Chelsea75Chelsea75 Registered User Posts: 42 Junior Member
What is the engineering program at ASU like? Toughness, quality, job placement in relation to schools like say Texas A&M, which I am also considering? Also what is the Barrett program like? How nice/how big of a difference do the Honors facilities make? Any personal experiences and recommendations would be appreciated. I'd be in-state and would get a large scholarship to ASU. Would like to know if it's worth saving the money and going here, or whether going to Texas A&M or UT Austin (for example) would be better. Pretty sure my major will be chemical engineering too, if that info helps at all or narrows anything down. Thanks!

Replies to: Questions on ASU Engineering and Barrett. Anyone with personal experiences in either/both?

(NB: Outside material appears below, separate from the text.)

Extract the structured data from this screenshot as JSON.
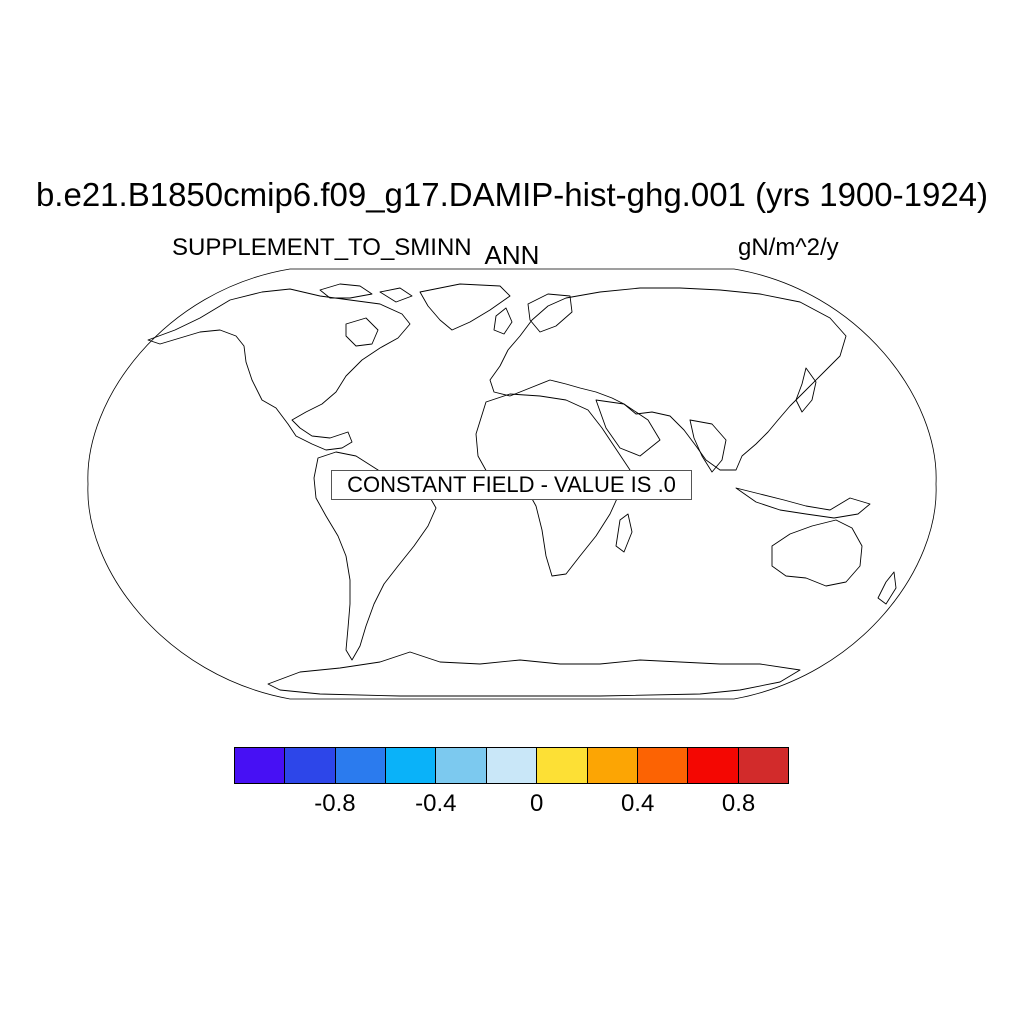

  • BeaudreauBeaudreau Registered User Posts: 1,115 Senior Member
    @Edwong81. I don't have personal experience, but we live in Arizona and my oldest son is a freshman at A&M, studying aerospace engineering. His roommate is a chemical engineering major. My son loves A&M! But he is working extremely hard. The only thing he does not like is the Freshman Fundamentals of Engineering course. It is a tremendous amount of work for only two credits and not everyone pulls their weight. But I have heard similar complaints about freshman introductory engineering courses at other schools.

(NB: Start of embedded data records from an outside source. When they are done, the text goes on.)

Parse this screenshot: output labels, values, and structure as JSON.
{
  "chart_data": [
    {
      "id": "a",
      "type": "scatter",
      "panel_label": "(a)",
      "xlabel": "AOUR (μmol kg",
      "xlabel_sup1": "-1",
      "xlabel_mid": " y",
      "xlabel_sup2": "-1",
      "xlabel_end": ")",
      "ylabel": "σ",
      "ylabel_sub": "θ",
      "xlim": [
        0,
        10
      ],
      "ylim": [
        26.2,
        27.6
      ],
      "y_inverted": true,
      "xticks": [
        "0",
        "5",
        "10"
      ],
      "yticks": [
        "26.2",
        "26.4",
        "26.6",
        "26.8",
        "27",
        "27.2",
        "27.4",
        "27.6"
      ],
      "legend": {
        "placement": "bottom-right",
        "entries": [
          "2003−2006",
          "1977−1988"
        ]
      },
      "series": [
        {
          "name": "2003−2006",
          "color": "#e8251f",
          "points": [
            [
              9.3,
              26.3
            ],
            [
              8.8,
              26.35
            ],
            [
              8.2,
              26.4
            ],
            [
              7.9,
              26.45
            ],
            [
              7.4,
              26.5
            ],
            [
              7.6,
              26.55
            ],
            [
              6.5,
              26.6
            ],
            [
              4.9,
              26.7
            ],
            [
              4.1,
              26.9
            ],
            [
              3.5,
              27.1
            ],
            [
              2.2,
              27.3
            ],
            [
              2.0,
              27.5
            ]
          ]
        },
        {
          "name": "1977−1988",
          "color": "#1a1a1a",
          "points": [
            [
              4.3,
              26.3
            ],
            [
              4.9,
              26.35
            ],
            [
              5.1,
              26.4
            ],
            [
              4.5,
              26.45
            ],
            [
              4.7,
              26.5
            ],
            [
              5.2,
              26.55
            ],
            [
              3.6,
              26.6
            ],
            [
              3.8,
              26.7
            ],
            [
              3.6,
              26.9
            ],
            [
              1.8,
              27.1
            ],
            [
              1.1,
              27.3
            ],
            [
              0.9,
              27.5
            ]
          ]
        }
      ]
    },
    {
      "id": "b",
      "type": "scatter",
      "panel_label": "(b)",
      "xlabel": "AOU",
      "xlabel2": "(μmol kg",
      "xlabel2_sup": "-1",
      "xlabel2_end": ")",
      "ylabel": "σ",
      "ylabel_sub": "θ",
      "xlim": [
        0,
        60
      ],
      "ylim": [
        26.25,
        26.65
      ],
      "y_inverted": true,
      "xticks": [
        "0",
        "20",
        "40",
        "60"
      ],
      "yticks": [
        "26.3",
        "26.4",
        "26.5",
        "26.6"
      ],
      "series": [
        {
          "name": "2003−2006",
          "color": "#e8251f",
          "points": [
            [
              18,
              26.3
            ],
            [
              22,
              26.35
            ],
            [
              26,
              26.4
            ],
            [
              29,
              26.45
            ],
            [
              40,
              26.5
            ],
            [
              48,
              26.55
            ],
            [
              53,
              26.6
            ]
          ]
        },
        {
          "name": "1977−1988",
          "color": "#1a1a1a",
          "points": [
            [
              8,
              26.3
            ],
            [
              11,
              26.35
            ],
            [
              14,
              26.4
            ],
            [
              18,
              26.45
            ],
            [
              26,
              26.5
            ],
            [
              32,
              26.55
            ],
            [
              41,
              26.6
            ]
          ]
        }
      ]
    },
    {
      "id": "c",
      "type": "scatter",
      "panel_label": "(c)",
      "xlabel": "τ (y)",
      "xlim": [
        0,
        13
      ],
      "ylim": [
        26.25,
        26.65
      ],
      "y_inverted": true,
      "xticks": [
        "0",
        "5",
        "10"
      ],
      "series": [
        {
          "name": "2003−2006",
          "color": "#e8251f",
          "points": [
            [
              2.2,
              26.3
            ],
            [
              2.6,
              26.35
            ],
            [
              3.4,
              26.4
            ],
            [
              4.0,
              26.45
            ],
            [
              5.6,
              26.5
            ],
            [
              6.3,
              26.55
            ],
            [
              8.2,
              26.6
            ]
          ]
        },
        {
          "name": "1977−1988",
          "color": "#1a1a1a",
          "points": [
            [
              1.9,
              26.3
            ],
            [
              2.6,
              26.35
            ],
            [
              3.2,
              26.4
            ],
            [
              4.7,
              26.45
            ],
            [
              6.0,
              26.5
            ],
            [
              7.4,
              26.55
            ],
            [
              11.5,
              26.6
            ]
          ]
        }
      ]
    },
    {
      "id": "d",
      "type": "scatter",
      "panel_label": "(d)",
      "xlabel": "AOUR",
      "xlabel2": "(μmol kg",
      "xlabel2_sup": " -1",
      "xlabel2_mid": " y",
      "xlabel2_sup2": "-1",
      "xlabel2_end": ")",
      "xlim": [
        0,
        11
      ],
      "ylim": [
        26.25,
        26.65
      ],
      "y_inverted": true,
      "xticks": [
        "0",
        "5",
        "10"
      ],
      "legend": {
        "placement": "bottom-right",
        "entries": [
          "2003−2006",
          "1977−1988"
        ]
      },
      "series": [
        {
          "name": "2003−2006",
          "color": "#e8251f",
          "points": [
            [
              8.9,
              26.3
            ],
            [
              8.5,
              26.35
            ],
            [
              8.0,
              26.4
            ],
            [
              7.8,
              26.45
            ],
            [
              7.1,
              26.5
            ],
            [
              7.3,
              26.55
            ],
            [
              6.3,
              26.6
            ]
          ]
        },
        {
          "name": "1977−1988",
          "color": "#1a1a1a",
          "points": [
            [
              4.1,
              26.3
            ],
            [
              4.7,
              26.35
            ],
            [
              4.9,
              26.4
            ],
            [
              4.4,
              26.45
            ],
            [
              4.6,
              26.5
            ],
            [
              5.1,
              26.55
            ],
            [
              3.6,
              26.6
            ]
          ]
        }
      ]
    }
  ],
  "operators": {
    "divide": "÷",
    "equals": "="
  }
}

    My son was also accepted at Texas and ASU/Barrett. He liked Texas but they didn't seem to want him as much as A&M. Barrett is a top honors college (much nicer facilities than A&M), but the ASU engineering program is not as strong, especially in aerospace engineering. But keep in mind, that all accredited engineering programs must meet high standards and do graduate qualified engineers that find jobs. I was talking to a colleague whose son just graduated with a mechanical engineering degree from Northern Arizona University, ranked 63rd among all colleges that do not offer PhDs. His son worked hard, got good grades, and landed a job with Boeing.

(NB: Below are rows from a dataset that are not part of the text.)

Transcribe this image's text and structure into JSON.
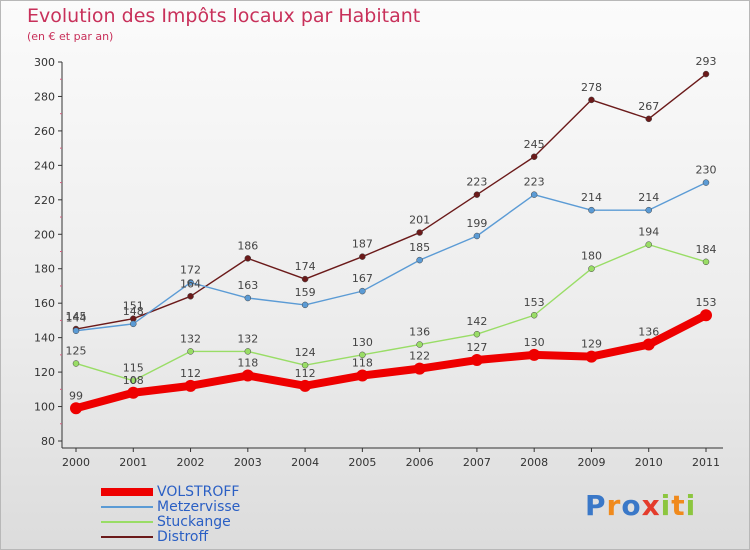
{
  "title": "Evolution des Impôts locaux par Habitant",
  "subtitle": "(en € et par an)",
  "logo": "Proxiti",
  "chart_data": {
    "type": "line",
    "x": [
      "2000",
      "2001",
      "2002",
      "2003",
      "2004",
      "2005",
      "2006",
      "2007",
      "2008",
      "2009",
      "2010",
      "2011"
    ],
    "ylim": [
      80,
      300
    ],
    "yticks": [
      80,
      100,
      120,
      140,
      160,
      180,
      200,
      220,
      240,
      260,
      280,
      300
    ],
    "grid": false,
    "legend_position": "bottom-left",
    "series": [
      {
        "name": "VOLSTROFF",
        "color": "#ee0000",
        "values": [
          99,
          108,
          112,
          118,
          112,
          118,
          122,
          127,
          130,
          129,
          136,
          153
        ]
      },
      {
        "name": "Metzervisse",
        "color": "#5b9bd5",
        "values": [
          144,
          148,
          172,
          163,
          159,
          167,
          185,
          199,
          223,
          214,
          214,
          230
        ]
      },
      {
        "name": "Stuckange",
        "color": "#99dd66",
        "values": [
          125,
          115,
          132,
          132,
          124,
          130,
          136,
          142,
          153,
          180,
          194,
          184
        ]
      },
      {
        "name": "Distroff",
        "color": "#6b1a1a",
        "values": [
          145,
          151,
          164,
          186,
          174,
          187,
          201,
          223,
          245,
          278,
          267,
          293
        ]
      }
    ]
  }
}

    I don't have any specific information about chemical engineering, but there have to be many more CE jobs in Texas than in Arizona. Also, both Texas and Texas A&M have exceptional petroleum engineering programs. Right now, that is the top paying engineering job, but with oil prices declining, that could change by the time you graduate from college.

    You will see other posts by me where I talk at greater length about how much I like Barrett. I have toured twice and know quite a few kids who go there and love it.
  • lindayaylindayay Registered User Posts: 60 Junior Member
    edited December 2014
    I'm an ASU student enrolled in both the engineering and Barrett honors programs. One of the benefits of being an engineering student at such a large school is that there are so many opportunities available to you if you seek them out. In my experience, professors are very welcoming to students to show an interest in their research and will try their best to help you get paid lab experience if you are competent and hard-working. Being in the honors program helps keep the ASU experience from being overwhelming. You are constantly surrounded by intelligent and ambitious students. There are hundreds of students in my major and class (mechanical engineering, 2017), but I feel like I know almost every Barrett student in that group, from living in the dorms and taking classes with them.